Casey called the news conference "a bunch of nothing.
"Their privileged indifference to the real needs of the people in our state is appalling," Casey said. "This group represents the same tired old arguments from the same people who have been opposing expanded gambling for years."
But Bishop Robert Hirshfeld of the Episcopal Diocese of New Hampshire said gambling has "ruined" lives and families.
He said slot machines are "deliberately engineered" to increase the addictive power of gambling.
"To me it makes little sense that a state whose slogan is 'Live Free or Die' would pin its financial hopes on an activity that imperils its citizens and erodes community and exacts an incalculable social and spiritual toll," said Hirshfeld.
Alex Ray, owner of the Common Man Family of Restaurants, said the New Hampshire Lodging and Restaurant Association, which represents 67,000 members and $2.5 billion in sales, oppose gambling because of its potential negative effect on the industry and on New Hampshire traditions.

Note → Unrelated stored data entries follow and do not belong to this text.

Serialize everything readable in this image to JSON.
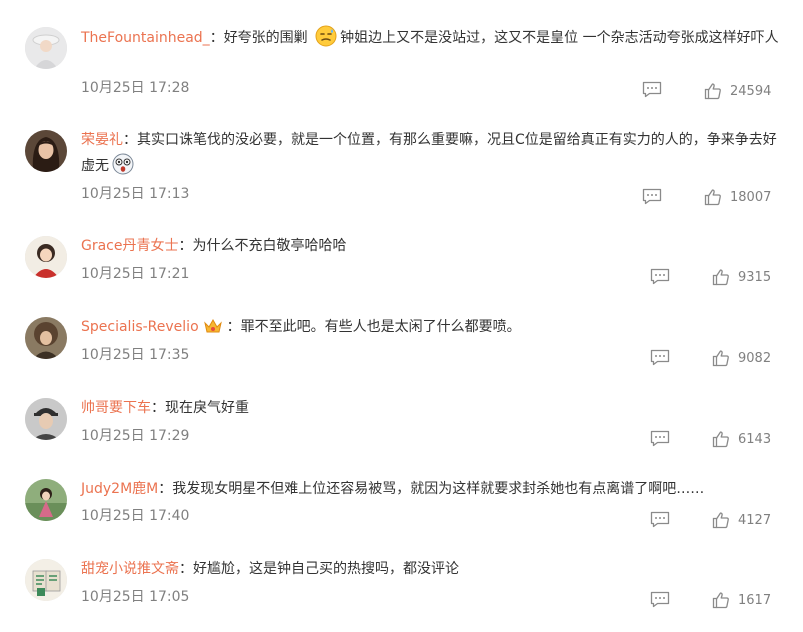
{
  "comments": [
    {
      "username": "TheFountainhead_",
      "separator": "：",
      "text_before_emoji": "好夸张的围剿 ",
      "emoji_name": "sweat-face-emoji",
      "text_after_emoji": "钟姐边上又不是没站过，这又不是皇位 一个杂志活动夸张成这样好吓人",
      "time": "10月25日 17:28",
      "likes": "24594",
      "avatar_icon": "avatar-woman-white-hat"
    },
    {
      "username": "荣晏礼",
      "separator": "：",
      "text_before_emoji": "其实口诛笔伐的没必要，就是一个位置，有那么重要嘛，况且C位是留给真正有实力的人的，争来争去好虚无",
      "emoji_name": "dizzy-face-emoji",
      "text_after_emoji": "",
      "time": "10月25日 17:13",
      "likes": "18007",
      "avatar_icon": "avatar-woman-dark-hair"
    },
    {
      "username": "Grace丹青女士",
      "separator": "：",
      "text_before_emoji": "为什么不充白敬亭哈哈哈",
      "emoji_name": "",
      "text_after_emoji": "",
      "time": "10月25日 17:21",
      "likes": "9315",
      "avatar_icon": "avatar-anime-girl-red"
    },
    {
      "username": "Specialis-Revelio",
      "separator": "：",
      "badge_name": "crown-badge-icon",
      "text_before_emoji": "罪不至此吧。有些人也是太闲了什么都要喷。",
      "emoji_name": "",
      "text_after_emoji": "",
      "time": "10月25日 17:35",
      "likes": "9082",
      "avatar_icon": "avatar-curly-hair-man"
    },
    {
      "username": "帅哥要下车",
      "separator": "：",
      "text_before_emoji": "现在戾气好重",
      "emoji_name": "",
      "text_after_emoji": "",
      "time": "10月25日 17:29",
      "likes": "6143",
      "avatar_icon": "avatar-man-cap"
    },
    {
      "username": "Judy2M鹿M",
      "separator": "：",
      "text_before_emoji": "我发现女明星不但难上位还容易被骂，就因为这样就要求封杀她也有点离谱了啊吧……",
      "emoji_name": "",
      "text_after_emoji": "",
      "time": "10月25日 17:40",
      "likes": "4127",
      "avatar_icon": "avatar-girl-outdoor"
    },
    {
      "username": "甜宠小说推文斋",
      "separator": "：",
      "text_before_emoji": "好尴尬，这是钟自己买的热搜吗，都没评论",
      "emoji_name": "",
      "text_after_emoji": "",
      "time": "10月25日 17:05",
      "likes": "1617",
      "avatar_icon": "avatar-book-logo"
    }
  ],
  "colors": {
    "username": "#eb7350",
    "text": "#333333",
    "meta": "#808080"
  },
  "icons": {
    "reply": "comment-bubble-icon",
    "like": "thumbs-up-icon"
  }
}
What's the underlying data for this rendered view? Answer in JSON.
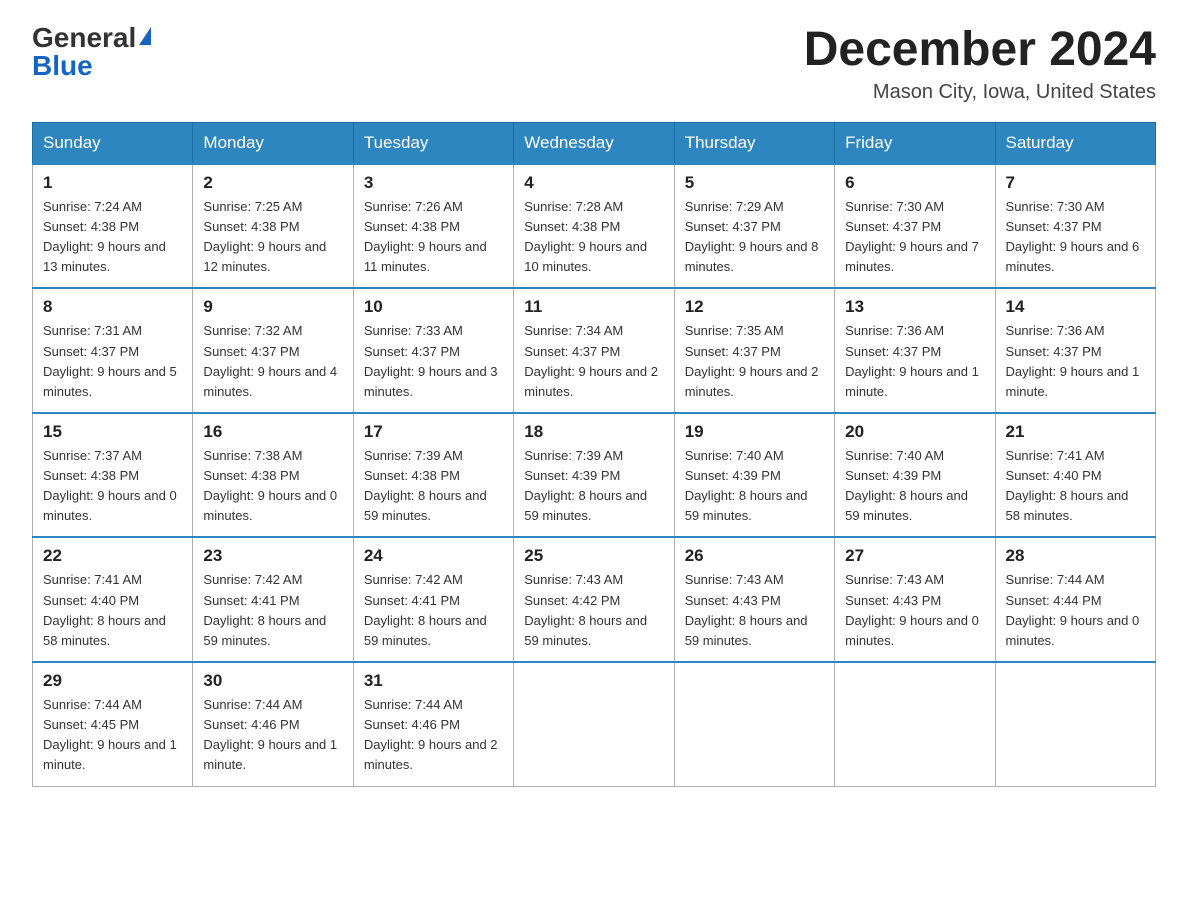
{
  "logo": {
    "general": "General",
    "blue": "Blue"
  },
  "header": {
    "month_year": "December 2024",
    "location": "Mason City, Iowa, United States"
  },
  "days_of_week": [
    "Sunday",
    "Monday",
    "Tuesday",
    "Wednesday",
    "Thursday",
    "Friday",
    "Saturday"
  ],
  "weeks": [
    [
      {
        "day": "1",
        "sunrise": "7:24 AM",
        "sunset": "4:38 PM",
        "daylight": "9 hours and 13 minutes."
      },
      {
        "day": "2",
        "sunrise": "7:25 AM",
        "sunset": "4:38 PM",
        "daylight": "9 hours and 12 minutes."
      },
      {
        "day": "3",
        "sunrise": "7:26 AM",
        "sunset": "4:38 PM",
        "daylight": "9 hours and 11 minutes."
      },
      {
        "day": "4",
        "sunrise": "7:28 AM",
        "sunset": "4:38 PM",
        "daylight": "9 hours and 10 minutes."
      },
      {
        "day": "5",
        "sunrise": "7:29 AM",
        "sunset": "4:37 PM",
        "daylight": "9 hours and 8 minutes."
      },
      {
        "day": "6",
        "sunrise": "7:30 AM",
        "sunset": "4:37 PM",
        "daylight": "9 hours and 7 minutes."
      },
      {
        "day": "7",
        "sunrise": "7:30 AM",
        "sunset": "4:37 PM",
        "daylight": "9 hours and 6 minutes."
      }
    ],
    [
      {
        "day": "8",
        "sunrise": "7:31 AM",
        "sunset": "4:37 PM",
        "daylight": "9 hours and 5 minutes."
      },
      {
        "day": "9",
        "sunrise": "7:32 AM",
        "sunset": "4:37 PM",
        "daylight": "9 hours and 4 minutes."
      },
      {
        "day": "10",
        "sunrise": "7:33 AM",
        "sunset": "4:37 PM",
        "daylight": "9 hours and 3 minutes."
      },
      {
        "day": "11",
        "sunrise": "7:34 AM",
        "sunset": "4:37 PM",
        "daylight": "9 hours and 2 minutes."
      },
      {
        "day": "12",
        "sunrise": "7:35 AM",
        "sunset": "4:37 PM",
        "daylight": "9 hours and 2 minutes."
      },
      {
        "day": "13",
        "sunrise": "7:36 AM",
        "sunset": "4:37 PM",
        "daylight": "9 hours and 1 minute."
      },
      {
        "day": "14",
        "sunrise": "7:36 AM",
        "sunset": "4:37 PM",
        "daylight": "9 hours and 1 minute."
      }
    ],
    [
      {
        "day": "15",
        "sunrise": "7:37 AM",
        "sunset": "4:38 PM",
        "daylight": "9 hours and 0 minutes."
      },
      {
        "day": "16",
        "sunrise": "7:38 AM",
        "sunset": "4:38 PM",
        "daylight": "9 hours and 0 minutes."
      },
      {
        "day": "17",
        "sunrise": "7:39 AM",
        "sunset": "4:38 PM",
        "daylight": "8 hours and 59 minutes."
      },
      {
        "day": "18",
        "sunrise": "7:39 AM",
        "sunset": "4:39 PM",
        "daylight": "8 hours and 59 minutes."
      },
      {
        "day": "19",
        "sunrise": "7:40 AM",
        "sunset": "4:39 PM",
        "daylight": "8 hours and 59 minutes."
      },
      {
        "day": "20",
        "sunrise": "7:40 AM",
        "sunset": "4:39 PM",
        "daylight": "8 hours and 59 minutes."
      },
      {
        "day": "21",
        "sunrise": "7:41 AM",
        "sunset": "4:40 PM",
        "daylight": "8 hours and 58 minutes."
      }
    ],
    [
      {
        "day": "22",
        "sunrise": "7:41 AM",
        "sunset": "4:40 PM",
        "daylight": "8 hours and 58 minutes."
      },
      {
        "day": "23",
        "sunrise": "7:42 AM",
        "sunset": "4:41 PM",
        "daylight": "8 hours and 59 minutes."
      },
      {
        "day": "24",
        "sunrise": "7:42 AM",
        "sunset": "4:41 PM",
        "daylight": "8 hours and 59 minutes."
      },
      {
        "day": "25",
        "sunrise": "7:43 AM",
        "sunset": "4:42 PM",
        "daylight": "8 hours and 59 minutes."
      },
      {
        "day": "26",
        "sunrise": "7:43 AM",
        "sunset": "4:43 PM",
        "daylight": "8 hours and 59 minutes."
      },
      {
        "day": "27",
        "sunrise": "7:43 AM",
        "sunset": "4:43 PM",
        "daylight": "9 hours and 0 minutes."
      },
      {
        "day": "28",
        "sunrise": "7:44 AM",
        "sunset": "4:44 PM",
        "daylight": "9 hours and 0 minutes."
      }
    ],
    [
      {
        "day": "29",
        "sunrise": "7:44 AM",
        "sunset": "4:45 PM",
        "daylight": "9 hours and 1 minute."
      },
      {
        "day": "30",
        "sunrise": "7:44 AM",
        "sunset": "4:46 PM",
        "daylight": "9 hours and 1 minute."
      },
      {
        "day": "31",
        "sunrise": "7:44 AM",
        "sunset": "4:46 PM",
        "daylight": "9 hours and 2 minutes."
      },
      null,
      null,
      null,
      null
    ]
  ]
}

Jim Putnam, a leader in the effort to bring same sex marriage to the state, said , "You don't address unmet needs by creating new unmet needs or by fundamentally changing the character of New Hampshire."
Jim Rubens, chair of the Granite State Coalition Against Expanded Gambling, said there is "no daylight" between his group and the new one on the issue.
Rubens said his group includes "liberty Republicans who oppose growing government and state sanctioned monopolies, and have no problem with gambling, to conservatives who oppose casinos on family and moral grounds, to progressives who see the need for more state revenues.
He said he views Casino Free NH as "a group of folks who generally agree with the governor's budget priorities, support the governor, but oppose casinos."
The Casino Free New Hampshire group also includes state Sen. Martha Fuller Clark, Geoff Clark, former state Sen. Harold Janeway, Alice Chamberlin, Mary McGowan, Cathy Silber, Carol Backus, Carol Moore, Bob Williams, Cleve Kapala
Betsy Janeway, Carol Moore, Janet Ward, Rep. Christy Bartlett, retired Bishop Douglas Theuner, Raymond Goodman, Prof. Emirita of Hospitality Management at UNH.